Donc , l’Afrique est en train de se construire –malgré des coûts humaines élevés, un « monde des ruines » et des « cases sans clés »-  , en train d’effectuer sa synthèse sur le « mode de disjonction et de la redistribution des différences » . L’Afrique-en- circulation !Afrique-glèbe, « immense champ de labour de la matière et des choses » : Un corps encore en mouvement, jamais à sa place, dont le centre se déplace partout. Un corps se mouvant dans l’énorme machine du monde…..C’est l’ « Afropolitanisme » (trois paradigmes ne s’excluant pas : variantes diverses du nationalisme anticolonial /lectures marxistes multiples  et « socialisme africain »/ panafricanisme et solidarité raciale et transnationale) . A l’image de l’Afrique du Sud, le laboratoire privilégié que l’auteur connaît bien.

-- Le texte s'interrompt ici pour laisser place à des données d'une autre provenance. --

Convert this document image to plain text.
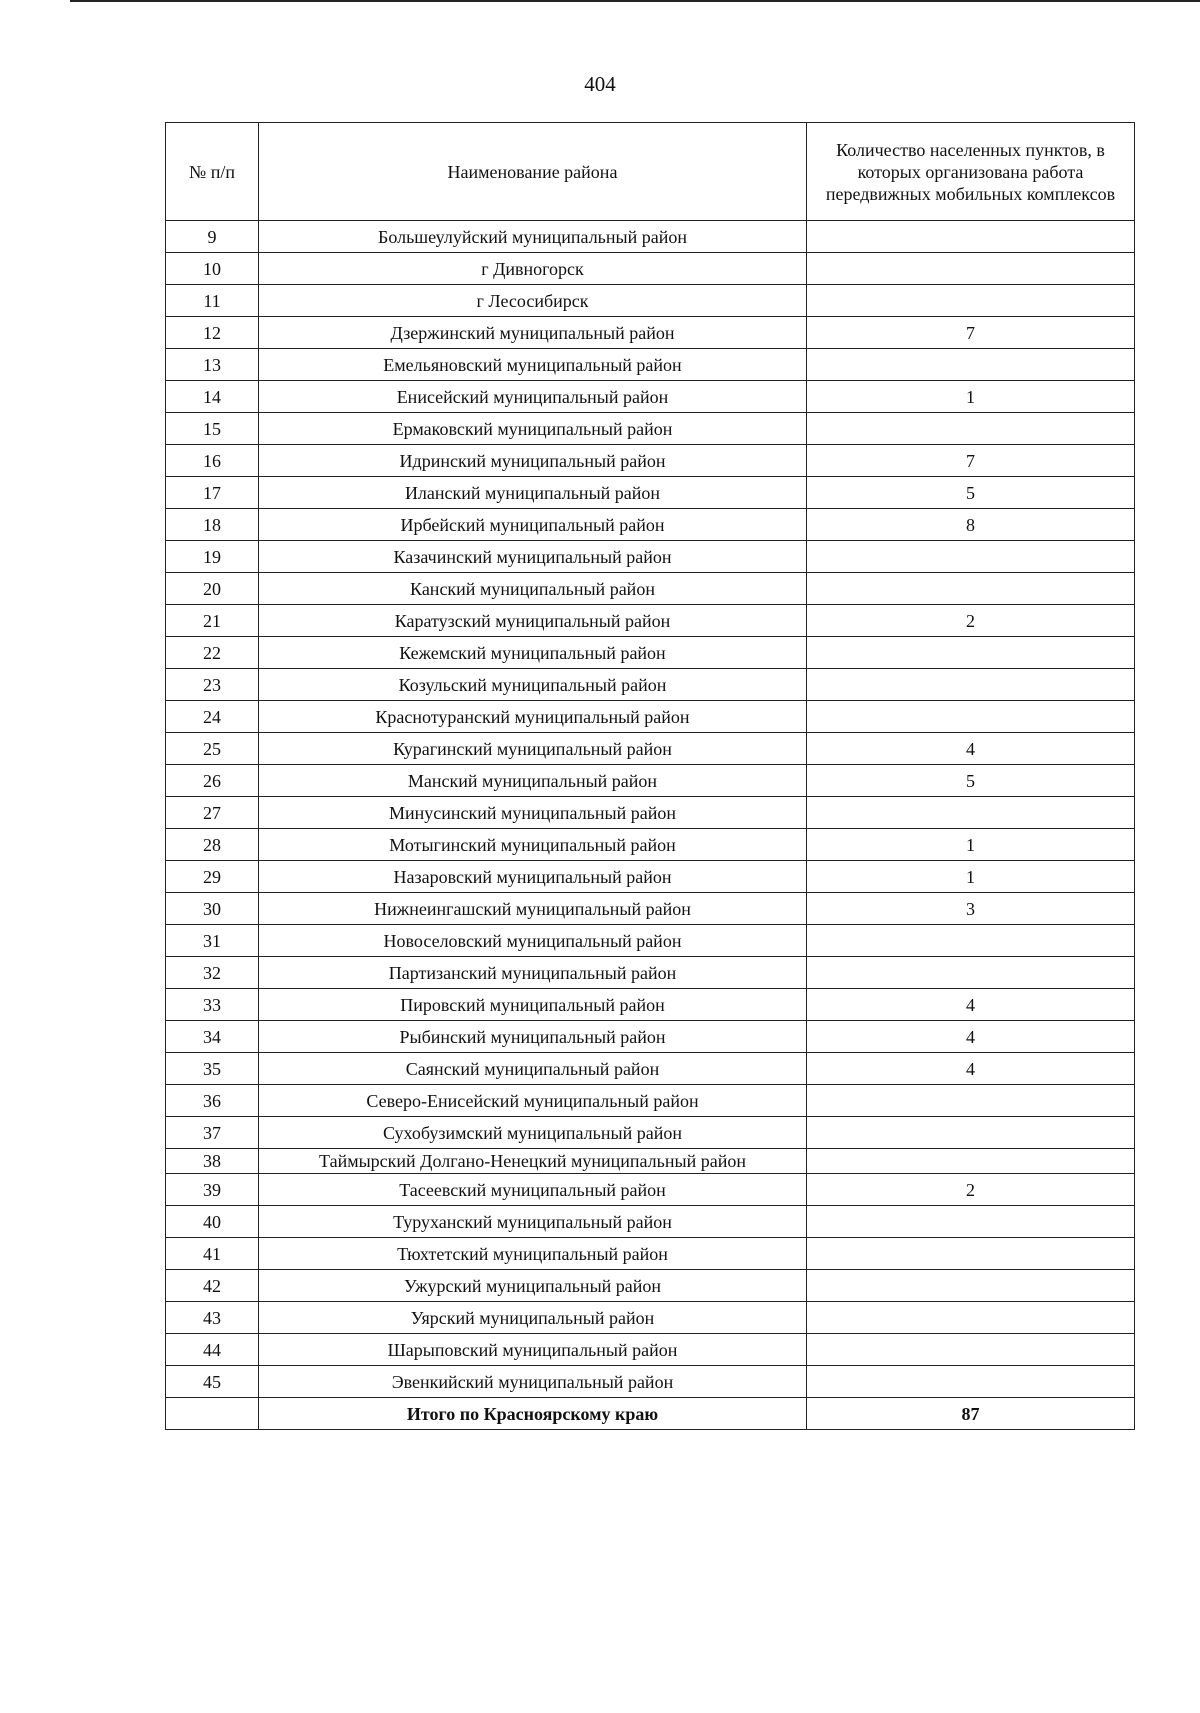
404
№ п/п	Наименование района	Количество населенных пунктов, в которых организована работа передвижных мобильных комплексов
9	Большеулуйский муниципальный район	
10	г Дивногорск	
11	г Лесосибирск	
12	Дзержинский муниципальный район	7
13	Емельяновский муниципальный район	
14	Енисейский муниципальный район	1
15	Ермаковский муниципальный район	
16	Идринский муниципальный район	7
17	Иланский муниципальный район	5
18	Ирбейский муниципальный район	8
19	Казачинский муниципальный район	
20	Канский муниципальный район	
21	Каратузский муниципальный район	2
22	Кежемский муниципальный район	
23	Козульский муниципальный район	
24	Краснотуранский муниципальный район	
25	Курагинский муниципальный район	4
26	Манский муниципальный район	5
27	Минусинский муниципальный район	
28	Мотыгинский муниципальный район	1
29	Назаровский муниципальный район	1
30	Нижнеингашский муниципальный район	3
31	Новоселовский муниципальный район	
32	Партизанский муниципальный район	
33	Пировский муниципальный район	4
34	Рыбинский муниципальный район	4
35	Саянский муниципальный район	4
36	Северо-Енисейский муниципальный район	
37	Сухобузимский муниципальный район	
38	Таймырский Долгано-Ненецкий муниципальный район	
39	Тасеевский муниципальный район	2
40	Туруханский муниципальный район	
41	Тюхтетский муниципальный район	
42	Ужурский муниципальный район	
43	Уярский муниципальный район	
44	Шарыповский муниципальный район	
45	Эвенкийский муниципальный район	
	Итого по Красноярскому краю	87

L’Auteur :Théoricien du post-colonialisme , à la pensée engagée dans l’action, fortement anti-cléricaliste et pour une théologie de la libération.  Camerounais d’origine (né en 1957 , sa région fut un bastion du mouvement nationaliste camerounais)  .Docteur en histoire (La Sorbonne, Paris) et Dea en sciencees politiques (Iep, Paris)  il est professeur d’histoire et de sciences politiques en Afrique du Sud. Chercheur, il a également enseigné aux Etats unis . Auteur de plusieurs publications (dont « De la postcolonie »)  globalement sur le même thème et sur l’Afrique

Avis :Pour mieux connaître le colonialisme et le racisme blanc….et le néo-colonialisme.Pour mieux comprendre l’Afrique et l’Africain contemporains .  Livre difficile à lire mais enrichissant , aujourd’hui encore bien plus qu’hier.

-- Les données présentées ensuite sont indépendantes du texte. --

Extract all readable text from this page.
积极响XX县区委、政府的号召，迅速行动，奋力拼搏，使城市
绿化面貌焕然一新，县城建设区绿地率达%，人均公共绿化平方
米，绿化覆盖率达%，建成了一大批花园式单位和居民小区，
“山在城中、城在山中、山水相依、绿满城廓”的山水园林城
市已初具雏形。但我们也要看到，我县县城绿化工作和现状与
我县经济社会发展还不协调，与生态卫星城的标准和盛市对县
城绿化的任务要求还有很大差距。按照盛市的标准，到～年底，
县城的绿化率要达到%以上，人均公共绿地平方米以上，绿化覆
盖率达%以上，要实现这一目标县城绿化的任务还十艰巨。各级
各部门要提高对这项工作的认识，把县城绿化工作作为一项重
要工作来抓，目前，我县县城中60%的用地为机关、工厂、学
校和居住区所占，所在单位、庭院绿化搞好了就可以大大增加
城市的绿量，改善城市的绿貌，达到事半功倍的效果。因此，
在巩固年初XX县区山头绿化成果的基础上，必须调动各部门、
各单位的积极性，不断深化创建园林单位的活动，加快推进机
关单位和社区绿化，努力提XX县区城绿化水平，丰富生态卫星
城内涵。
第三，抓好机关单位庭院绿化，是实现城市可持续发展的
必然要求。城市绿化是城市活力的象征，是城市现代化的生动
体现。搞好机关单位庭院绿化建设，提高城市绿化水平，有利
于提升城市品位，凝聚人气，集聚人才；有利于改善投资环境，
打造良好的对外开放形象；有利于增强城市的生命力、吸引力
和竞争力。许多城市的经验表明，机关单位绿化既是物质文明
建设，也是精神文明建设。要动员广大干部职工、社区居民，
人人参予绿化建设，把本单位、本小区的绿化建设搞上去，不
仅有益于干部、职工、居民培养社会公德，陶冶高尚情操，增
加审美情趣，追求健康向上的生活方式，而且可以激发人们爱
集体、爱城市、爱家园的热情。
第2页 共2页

Citations : «  Avoir un passé en commun ne signifie pas nécessairement l’avoir en partage » (p 12), « Le colonialisme fut loin d’être une fusée d’or……Carcasse de métal sertie de joyaux splendides, il participait par ailleurs de la Bête et du fumier » (p 15),  « L’Afrique demeure une région du monde où le pouvoir , quel qu’il soit et sous le sceau du satrape, se dote automatiquement d’immunité. Les choses sont en effet simples. Le potentat est une loi en lui-même » (p 23) , « La décolonisation sans la démocratie est une bien piètre forme de reprise de possession de soi, fictive » (p 29), «  Toute pratique coloniale est habitée par une pulsion interne : l’ivresse de la force, une sombre émulation de tuer et, s’il le faut, de périr. Au-delà de la recherche du profit, elle se construit sur la crête d’une ligne intense : la ligne froide de la force et de la destruction pure «  (p 91),  «  La colonisation moderne était l’une des filles directes des doctrines qui consistaient à trier les hommes et à les diviser en deux groupes : ceux qui comptent et que l’on compte, d’une part, et le « reste » ; d’autre part, ce qu’il faut appeler les « résidus d’hommes » ou encore les « déchets d’hommes «  ( p 239), « L’humanité de l’homme n’est pas donnée. Elle s’arrache et se crée au fil des lutte » (p 341), « Tout sang versé ne produit pas nécessairement la vie, la liberté et la communauté » (p 243).